RMLio / rmlmapper-java

The RMLMapper executes RML rules to generate high quality Linked Data from multiple originally (semi-)structured data sources
http://rml.io
MIT License
144 stars 61 forks source link

Unreproducible results for repeated XML `NUTS` elements with JSON vocabulary mapping #226

Open schivmeister opened 8 months ago

schivmeister commented 8 months ago

Background

RMLMapper is a tool used as part of another library (basically a wrapper around rmlmapper and other tools) by Meaningfy to aid in the mapping of OP TED notices from XML to RDF. However, since the transformation was run by the mapping team at Meaningfy in July 2023, the same results can no longer be reproduced in November 2023, despite using the same version of rmlmapper v6.1.3.
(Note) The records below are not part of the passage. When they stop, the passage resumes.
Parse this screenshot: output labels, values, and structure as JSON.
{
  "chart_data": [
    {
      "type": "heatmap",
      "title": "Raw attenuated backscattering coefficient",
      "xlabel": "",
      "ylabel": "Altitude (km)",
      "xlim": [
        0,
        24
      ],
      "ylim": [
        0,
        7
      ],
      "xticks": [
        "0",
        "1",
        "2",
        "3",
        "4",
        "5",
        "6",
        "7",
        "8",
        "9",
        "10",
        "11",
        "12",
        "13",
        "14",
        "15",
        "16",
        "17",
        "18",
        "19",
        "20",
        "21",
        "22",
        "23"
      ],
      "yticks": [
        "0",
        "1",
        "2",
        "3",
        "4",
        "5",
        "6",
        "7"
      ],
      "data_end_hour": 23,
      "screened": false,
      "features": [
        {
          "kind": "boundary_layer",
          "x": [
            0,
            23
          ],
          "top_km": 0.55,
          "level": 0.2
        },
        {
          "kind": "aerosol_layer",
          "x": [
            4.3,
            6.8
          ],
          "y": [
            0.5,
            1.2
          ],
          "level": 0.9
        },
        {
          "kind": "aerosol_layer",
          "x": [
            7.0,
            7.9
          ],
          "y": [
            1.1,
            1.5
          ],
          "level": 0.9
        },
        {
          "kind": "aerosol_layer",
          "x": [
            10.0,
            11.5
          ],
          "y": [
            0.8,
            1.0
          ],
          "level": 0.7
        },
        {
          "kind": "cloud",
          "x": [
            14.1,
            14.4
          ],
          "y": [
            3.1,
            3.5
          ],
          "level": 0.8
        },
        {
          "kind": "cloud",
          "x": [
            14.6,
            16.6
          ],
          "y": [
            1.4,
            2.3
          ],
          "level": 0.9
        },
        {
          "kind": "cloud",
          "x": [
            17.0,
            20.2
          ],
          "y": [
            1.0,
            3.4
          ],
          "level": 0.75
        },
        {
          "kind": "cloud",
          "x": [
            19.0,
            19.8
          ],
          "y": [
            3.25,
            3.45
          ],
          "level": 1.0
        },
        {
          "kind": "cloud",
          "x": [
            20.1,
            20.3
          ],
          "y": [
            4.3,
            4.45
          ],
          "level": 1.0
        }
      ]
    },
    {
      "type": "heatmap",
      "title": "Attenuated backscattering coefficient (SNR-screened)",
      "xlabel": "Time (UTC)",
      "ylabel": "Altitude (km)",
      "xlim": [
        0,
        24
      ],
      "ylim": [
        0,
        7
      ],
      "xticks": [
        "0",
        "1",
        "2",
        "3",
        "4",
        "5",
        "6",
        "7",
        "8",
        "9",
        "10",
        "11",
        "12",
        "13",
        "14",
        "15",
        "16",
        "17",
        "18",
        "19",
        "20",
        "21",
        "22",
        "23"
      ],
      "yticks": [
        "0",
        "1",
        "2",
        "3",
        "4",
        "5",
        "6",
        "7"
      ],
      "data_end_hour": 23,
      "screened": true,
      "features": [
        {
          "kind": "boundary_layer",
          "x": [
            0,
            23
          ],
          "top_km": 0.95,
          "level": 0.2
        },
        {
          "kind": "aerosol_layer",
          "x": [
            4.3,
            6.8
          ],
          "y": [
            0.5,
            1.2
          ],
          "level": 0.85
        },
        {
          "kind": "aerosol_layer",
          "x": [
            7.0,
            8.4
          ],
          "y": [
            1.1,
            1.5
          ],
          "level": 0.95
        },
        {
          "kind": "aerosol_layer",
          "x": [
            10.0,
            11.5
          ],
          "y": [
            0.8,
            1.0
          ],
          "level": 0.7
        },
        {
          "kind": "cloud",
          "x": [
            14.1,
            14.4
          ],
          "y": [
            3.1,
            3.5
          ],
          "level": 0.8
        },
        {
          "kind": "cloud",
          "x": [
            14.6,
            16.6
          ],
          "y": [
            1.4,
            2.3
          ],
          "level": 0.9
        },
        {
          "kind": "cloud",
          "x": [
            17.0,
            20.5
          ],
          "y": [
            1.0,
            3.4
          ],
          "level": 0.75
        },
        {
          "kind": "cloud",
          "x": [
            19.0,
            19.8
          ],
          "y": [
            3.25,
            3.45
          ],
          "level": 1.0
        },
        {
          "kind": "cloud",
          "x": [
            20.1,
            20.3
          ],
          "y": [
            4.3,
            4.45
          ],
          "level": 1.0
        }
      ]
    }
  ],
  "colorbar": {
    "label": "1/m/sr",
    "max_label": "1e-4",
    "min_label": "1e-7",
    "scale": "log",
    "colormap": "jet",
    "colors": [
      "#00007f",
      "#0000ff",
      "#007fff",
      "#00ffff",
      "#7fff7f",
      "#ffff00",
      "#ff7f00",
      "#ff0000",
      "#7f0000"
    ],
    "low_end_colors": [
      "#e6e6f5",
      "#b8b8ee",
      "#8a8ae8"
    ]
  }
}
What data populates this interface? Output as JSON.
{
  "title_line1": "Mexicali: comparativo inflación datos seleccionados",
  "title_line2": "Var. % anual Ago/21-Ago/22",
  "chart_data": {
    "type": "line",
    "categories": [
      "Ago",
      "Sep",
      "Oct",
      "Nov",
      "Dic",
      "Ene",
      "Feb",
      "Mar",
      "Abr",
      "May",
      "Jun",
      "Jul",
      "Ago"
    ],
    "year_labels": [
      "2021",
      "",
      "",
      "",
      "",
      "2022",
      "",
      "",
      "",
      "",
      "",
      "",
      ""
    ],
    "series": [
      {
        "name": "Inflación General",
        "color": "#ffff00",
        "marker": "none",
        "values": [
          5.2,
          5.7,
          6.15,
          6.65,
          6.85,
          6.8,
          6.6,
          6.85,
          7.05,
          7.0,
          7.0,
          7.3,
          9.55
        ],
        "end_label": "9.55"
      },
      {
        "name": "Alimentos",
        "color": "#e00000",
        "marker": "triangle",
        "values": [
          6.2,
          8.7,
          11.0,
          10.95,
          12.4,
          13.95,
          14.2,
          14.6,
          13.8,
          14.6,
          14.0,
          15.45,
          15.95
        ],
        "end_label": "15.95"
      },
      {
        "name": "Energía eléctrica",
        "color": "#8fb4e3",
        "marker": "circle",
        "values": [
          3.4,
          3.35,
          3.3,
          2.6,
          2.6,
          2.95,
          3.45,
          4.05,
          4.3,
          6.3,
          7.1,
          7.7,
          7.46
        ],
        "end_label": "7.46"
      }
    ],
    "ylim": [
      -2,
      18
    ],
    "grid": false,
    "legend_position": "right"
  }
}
One of these potential regressions relates to the disappearance, from some of the data, of multiple occurrences of a property called epo:hasNutsCode, which is itself related to a corresponding object/value data vocabulary. Help is now sought to determine what the root cause for this behaviour could be.

Problem

Expected

Occurrence of epo:hasNutsCode in the resulting RDF data, wherever there is at least one <NUTS> element with a CODE attribute value in the XML input data.

Actual

Missing epo:hasNutsCode in the resulting RDF data, wherever there is repeated (more than one) <NUTS> element with a CODE attribute value in the XML input data.

Observations

It was later found that the issue occurs in cases where the input XML file has repeated <NUTS> elements with different CODE attribute values, and the object mapping is sourced from the above-cited JSON vocabulary file. Removing repeated values (keeping only one) appears to fix this. However, this is unexpected, as the previous transformation in July 2023 did not exhibit this behaviour, and there was at least one occurrence of the property with a value.

MWE

As the transformation involves multiple RML files/modules, and it is not useful to prepare a very minimal example without all the contextual data, a reproduction test suite (of a mostly-minimal working example) is attached with this ticket. It contains also the MWE for another potential regression #227 identified alongside this one.

mfy-rml-mwe.zip